Division of Hematology-Oncology, Department of Medicine, Korea University Anam Hospital, Korea University College of Medicine, Seoul, Korea.
Int J Hematol. 2010 Jun;91(5):886-91. doi: 10.1007/s12185-010-0580-2. Epub 2010 May 8.
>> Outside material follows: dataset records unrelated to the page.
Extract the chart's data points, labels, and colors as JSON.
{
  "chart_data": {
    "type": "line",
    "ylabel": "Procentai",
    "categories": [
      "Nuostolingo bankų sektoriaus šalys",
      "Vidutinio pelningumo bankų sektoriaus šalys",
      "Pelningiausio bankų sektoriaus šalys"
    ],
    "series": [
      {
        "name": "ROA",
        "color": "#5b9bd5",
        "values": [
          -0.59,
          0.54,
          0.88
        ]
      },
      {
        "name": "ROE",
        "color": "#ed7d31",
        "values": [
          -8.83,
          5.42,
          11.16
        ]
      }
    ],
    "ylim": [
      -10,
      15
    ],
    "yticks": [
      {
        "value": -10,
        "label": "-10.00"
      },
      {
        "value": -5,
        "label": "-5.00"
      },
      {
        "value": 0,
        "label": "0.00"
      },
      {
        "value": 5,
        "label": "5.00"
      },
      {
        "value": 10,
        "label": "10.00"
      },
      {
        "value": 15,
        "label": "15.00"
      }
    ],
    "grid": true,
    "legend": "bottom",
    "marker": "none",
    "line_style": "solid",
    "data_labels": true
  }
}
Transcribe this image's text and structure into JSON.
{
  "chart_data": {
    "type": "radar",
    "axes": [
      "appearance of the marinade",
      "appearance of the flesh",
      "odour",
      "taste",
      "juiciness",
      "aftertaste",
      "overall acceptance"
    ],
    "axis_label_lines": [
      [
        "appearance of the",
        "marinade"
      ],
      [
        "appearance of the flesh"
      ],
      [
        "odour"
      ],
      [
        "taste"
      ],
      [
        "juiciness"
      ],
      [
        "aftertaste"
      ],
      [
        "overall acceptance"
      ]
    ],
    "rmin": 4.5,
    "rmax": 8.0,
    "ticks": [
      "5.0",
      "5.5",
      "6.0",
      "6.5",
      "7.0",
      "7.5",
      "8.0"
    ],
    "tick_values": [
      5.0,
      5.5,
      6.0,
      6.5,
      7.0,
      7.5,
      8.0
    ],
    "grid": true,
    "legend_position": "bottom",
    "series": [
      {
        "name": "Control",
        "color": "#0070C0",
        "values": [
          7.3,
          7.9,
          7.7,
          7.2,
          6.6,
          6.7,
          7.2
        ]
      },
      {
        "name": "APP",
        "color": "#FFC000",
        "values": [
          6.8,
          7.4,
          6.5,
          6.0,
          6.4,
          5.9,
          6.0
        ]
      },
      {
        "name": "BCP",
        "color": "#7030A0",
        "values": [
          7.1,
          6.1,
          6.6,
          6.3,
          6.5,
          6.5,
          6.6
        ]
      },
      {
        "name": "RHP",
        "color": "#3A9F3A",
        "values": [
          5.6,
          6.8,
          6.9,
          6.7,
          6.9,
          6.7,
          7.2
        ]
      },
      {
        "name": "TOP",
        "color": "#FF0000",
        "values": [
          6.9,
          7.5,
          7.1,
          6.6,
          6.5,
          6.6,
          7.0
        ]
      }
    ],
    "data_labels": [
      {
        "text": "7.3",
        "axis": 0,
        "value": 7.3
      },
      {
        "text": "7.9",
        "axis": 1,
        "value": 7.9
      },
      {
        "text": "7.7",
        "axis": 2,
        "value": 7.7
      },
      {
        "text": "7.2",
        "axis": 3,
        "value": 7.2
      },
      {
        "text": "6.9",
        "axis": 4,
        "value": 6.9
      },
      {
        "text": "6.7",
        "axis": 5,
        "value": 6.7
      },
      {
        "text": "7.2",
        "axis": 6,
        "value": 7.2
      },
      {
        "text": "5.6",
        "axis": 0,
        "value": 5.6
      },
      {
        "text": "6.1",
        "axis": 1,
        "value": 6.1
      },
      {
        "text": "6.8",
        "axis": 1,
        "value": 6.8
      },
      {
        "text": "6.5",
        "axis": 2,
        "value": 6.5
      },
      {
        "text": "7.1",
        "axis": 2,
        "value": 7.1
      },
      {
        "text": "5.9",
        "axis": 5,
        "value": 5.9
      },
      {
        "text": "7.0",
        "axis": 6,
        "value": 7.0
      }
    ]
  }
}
We studied the efficacy of two different doses of ganciclovir to prevent cytomegalovirus (CMV) disease in allogeneic hematopoietic stem cell transplantation (HSCT) recipients. We randomly assigned allogeneic HSCT recipients who had CMV infection to receive preemptive ganciclovir therapy with or without induction phase (5 mg/kg twice daily for 1 week). Thirty-two and thirty-six patients were randomized to the standard and the low-dose therapy group, respectively. The median time to CMV antigenemia or viremia clearance was 7 days (3-25 days) in the standard therapy group versus 11 days (3-69 days) in the low-dose therapy group (P = 0.540). The incidence of CMV disease was similar between the two groups (P = 0.366). The Kaplan-Meier estimate of event-free survival by day 180 after HSCT was 76.2% in the standard therapy group versus 66.7% in the low-dose therapy group (P = 0.590). Severe neutropenia (<0.5 x 10(9)/L) was observed in four (12.5%) patients in the standard therapy group versus two (5.6%) patients in the low-dose therapy group (P = 0.314). This study suggests that a low-dose ganciclovir preemptive therapy can be as effective as the standard-dose ganciclovir preemptive therapy for the prevention of CMV disease in allogeneic HSCT recipients.
我们研究了两种不同剂量更昔洛韦预防异基因造血干细胞移植(HSCT)受者巨细胞病毒(CMV)病的疗效。我们将 CMV 感染的异基因 HSCT 受者随机分配接受抢先性更昔洛韦治疗,或联合或不联合诱导期(5mg/kg,每日两次,持续 1 周)。32 例和 36 例患者分别随机分配到标准剂量和低剂量治疗组。标准治疗组 CMV 抗原血症或病毒血症清除的中位时间为 7 天(3-25 天),而低剂量治疗组为 11 天(3-69 天)(P=0.540)。两组 CMV 病的发生率相似(P=0.366)。HSCT 后 180 天无事件生存的 Kaplan-Meier 估计,标准治疗组为 76.2%,低剂量治疗组为 66.7%(P=0.590)。标准治疗组有 4 例(12.5%)患者出现严重中性粒细胞减少症(<0.5x10(9)/L),而低剂量治疗组有 2 例(5.6%)患者出现严重中性粒细胞减少症(P=0.314)。本研究表明,低剂量更昔洛韦抢先治疗与标准剂量更昔洛韦抢先治疗预防异基因 HSCT 受者 CMV 病一样有效。